Bee venom induces apoptosis through caspase-3 activation in synovial fibroblasts of patients with rheumatoid arthritis.

Bee venom (BV) has been used traditionally for the control of pain and inflammation in various chronic inflammatory diseases, including rheumatoid arthritis (RA) in Oriental medicine. However, it is still unclear how BV exerts its beneficial effects on the clinical course of RA patients.
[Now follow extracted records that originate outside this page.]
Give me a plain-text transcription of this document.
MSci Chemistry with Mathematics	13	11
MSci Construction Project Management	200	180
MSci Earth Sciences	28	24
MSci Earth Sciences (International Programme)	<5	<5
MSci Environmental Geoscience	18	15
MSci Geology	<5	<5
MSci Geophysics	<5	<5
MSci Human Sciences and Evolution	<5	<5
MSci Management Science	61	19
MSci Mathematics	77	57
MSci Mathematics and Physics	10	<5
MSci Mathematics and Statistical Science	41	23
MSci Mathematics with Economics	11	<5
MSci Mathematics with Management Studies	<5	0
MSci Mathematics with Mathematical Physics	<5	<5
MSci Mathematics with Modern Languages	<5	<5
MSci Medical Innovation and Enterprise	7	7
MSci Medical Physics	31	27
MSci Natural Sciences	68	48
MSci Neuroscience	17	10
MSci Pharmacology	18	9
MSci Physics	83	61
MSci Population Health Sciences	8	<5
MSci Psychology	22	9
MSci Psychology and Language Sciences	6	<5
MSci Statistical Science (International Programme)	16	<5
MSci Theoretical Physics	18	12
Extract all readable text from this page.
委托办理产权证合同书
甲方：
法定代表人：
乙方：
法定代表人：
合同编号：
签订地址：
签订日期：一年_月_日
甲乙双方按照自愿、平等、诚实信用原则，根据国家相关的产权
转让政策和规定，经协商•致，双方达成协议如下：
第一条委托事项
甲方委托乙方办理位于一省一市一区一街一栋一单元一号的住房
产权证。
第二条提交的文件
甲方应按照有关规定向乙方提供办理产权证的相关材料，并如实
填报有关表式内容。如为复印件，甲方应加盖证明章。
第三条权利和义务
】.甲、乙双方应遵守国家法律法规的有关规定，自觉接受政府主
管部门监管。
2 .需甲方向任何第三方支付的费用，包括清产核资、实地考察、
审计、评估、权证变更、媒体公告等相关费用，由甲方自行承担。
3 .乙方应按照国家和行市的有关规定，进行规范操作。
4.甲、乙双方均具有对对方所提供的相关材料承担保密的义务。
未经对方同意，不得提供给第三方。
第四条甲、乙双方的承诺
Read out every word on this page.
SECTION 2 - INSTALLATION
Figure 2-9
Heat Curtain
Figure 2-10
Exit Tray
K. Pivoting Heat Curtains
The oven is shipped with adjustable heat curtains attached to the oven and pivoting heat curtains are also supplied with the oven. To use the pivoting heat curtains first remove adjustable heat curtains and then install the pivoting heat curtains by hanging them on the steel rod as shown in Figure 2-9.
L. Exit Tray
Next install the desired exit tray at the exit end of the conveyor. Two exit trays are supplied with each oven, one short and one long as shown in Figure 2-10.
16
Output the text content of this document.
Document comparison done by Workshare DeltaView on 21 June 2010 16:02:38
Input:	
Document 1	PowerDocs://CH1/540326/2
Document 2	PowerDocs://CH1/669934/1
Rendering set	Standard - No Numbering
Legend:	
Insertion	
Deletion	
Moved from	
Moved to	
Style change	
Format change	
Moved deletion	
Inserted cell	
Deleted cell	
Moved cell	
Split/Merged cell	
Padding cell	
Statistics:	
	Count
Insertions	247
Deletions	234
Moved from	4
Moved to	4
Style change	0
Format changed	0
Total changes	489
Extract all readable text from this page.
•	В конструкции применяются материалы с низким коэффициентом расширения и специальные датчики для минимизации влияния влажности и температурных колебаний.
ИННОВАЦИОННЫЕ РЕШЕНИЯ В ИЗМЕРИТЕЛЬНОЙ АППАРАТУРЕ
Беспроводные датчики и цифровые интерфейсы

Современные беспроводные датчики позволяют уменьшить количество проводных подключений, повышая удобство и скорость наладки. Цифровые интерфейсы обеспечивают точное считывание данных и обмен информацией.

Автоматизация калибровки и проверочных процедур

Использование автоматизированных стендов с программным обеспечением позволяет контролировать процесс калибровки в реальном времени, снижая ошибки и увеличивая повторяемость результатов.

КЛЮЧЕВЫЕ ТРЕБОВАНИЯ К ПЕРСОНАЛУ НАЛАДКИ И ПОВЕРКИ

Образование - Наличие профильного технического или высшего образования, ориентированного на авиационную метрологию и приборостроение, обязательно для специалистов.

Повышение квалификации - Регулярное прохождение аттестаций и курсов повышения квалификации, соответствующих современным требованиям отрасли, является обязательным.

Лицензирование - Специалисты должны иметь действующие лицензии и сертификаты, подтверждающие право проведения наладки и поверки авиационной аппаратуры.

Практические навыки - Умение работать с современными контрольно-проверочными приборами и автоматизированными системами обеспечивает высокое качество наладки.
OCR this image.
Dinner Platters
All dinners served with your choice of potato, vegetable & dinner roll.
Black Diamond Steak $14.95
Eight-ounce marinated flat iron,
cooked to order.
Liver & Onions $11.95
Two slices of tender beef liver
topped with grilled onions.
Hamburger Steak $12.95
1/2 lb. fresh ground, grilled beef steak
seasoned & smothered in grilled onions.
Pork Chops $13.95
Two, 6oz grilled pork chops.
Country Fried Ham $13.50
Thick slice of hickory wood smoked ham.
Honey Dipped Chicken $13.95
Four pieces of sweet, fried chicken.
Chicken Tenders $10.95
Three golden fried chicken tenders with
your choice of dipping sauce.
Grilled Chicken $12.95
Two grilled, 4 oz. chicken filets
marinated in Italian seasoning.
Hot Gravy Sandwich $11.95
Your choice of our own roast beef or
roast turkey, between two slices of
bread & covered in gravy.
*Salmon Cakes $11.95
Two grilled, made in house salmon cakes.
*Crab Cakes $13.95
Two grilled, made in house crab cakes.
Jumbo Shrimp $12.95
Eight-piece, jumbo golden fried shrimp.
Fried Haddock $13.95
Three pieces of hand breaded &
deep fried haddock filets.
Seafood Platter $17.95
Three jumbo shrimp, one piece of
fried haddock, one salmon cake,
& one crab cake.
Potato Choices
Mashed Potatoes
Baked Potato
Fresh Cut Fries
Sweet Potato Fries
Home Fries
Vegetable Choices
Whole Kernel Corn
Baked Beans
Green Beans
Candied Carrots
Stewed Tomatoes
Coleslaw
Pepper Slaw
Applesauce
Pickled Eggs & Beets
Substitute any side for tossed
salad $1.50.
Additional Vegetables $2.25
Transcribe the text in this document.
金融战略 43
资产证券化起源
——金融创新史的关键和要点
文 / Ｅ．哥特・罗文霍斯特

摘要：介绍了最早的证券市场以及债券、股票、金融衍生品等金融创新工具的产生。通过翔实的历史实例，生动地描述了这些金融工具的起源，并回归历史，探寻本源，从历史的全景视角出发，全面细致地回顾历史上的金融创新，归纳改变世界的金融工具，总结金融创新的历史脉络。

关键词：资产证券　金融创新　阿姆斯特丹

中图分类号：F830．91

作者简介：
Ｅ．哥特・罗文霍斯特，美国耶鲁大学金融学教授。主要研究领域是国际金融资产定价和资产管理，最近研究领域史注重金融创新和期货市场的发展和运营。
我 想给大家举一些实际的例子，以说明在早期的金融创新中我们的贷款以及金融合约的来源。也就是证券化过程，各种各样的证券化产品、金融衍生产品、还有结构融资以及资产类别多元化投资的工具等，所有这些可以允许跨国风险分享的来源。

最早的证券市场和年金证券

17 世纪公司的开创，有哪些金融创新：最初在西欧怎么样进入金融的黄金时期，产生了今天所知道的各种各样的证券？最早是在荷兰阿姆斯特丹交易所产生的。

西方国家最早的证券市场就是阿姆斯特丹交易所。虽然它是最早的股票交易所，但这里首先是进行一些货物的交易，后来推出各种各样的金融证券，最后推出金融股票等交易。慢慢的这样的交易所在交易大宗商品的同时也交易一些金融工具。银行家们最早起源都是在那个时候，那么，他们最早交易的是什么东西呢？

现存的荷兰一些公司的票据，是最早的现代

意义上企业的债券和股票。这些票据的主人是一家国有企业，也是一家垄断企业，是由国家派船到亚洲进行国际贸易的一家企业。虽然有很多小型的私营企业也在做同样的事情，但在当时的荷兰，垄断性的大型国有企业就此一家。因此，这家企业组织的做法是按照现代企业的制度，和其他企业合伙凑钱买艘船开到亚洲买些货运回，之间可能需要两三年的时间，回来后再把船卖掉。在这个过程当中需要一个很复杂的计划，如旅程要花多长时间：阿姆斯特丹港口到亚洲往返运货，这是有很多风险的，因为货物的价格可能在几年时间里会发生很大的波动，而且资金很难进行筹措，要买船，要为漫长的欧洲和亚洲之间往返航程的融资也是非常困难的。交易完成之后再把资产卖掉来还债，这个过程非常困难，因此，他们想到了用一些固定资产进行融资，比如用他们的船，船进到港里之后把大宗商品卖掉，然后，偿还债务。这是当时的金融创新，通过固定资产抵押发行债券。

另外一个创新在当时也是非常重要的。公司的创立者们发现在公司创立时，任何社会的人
To investigate the effect of BV on the treatment of rheumatoid synovitis, we examined the inhibition of cell growth and induction of apoptosis in human rheumatoid synovial fibroblasts. Rheumatoid synovial fibroblasts were surgically obtained from patients with RA. Cell proliferation and viability were assessed by the 3-(4,5-dimethylthiazol-2-yl)-2,5-diphenyltetrazolium bromide (MTT) assay. The apoptosis of synovial cells treated with 10 microg/ml BV for 24 h was identified by 4,6-diamidino-2-phenylindole (DAPI) staining, terminal deoxynucleotidyl transferase-mediated dUTP nick end labelling (TUNEL) assay, DNA fragmentation assay, RT-PCR, and Western blot analysis. It was demonstrated that rheumatoid synovial cells treated with 10 microg/ml BV for 24 h exhibited apoptotic features and fragmentation of DNA. In addition, BV induces apoptosis in rheumatoid synovial cells through a decrease in BCL2 expression and an increase in BAX and caspase-3 (CASP3) expression. It is suggested that BV inhibits the proliferation of rheumatoid synovial cells through induction of apoptosis by CASP3 activation.[1]

References

  1. Bee venom induces apoptosis through caspase-3 activation in synovial fibroblasts of patients with rheumatoid arthritis. Hong, S.J., Rim, G.S., Yang, H.I., Yin, C.S., Koh, H.G., Jang, M.H., Kim, C.J., Choe, B.K., Chung, J.H. Toxicon (2005) [Pubmed]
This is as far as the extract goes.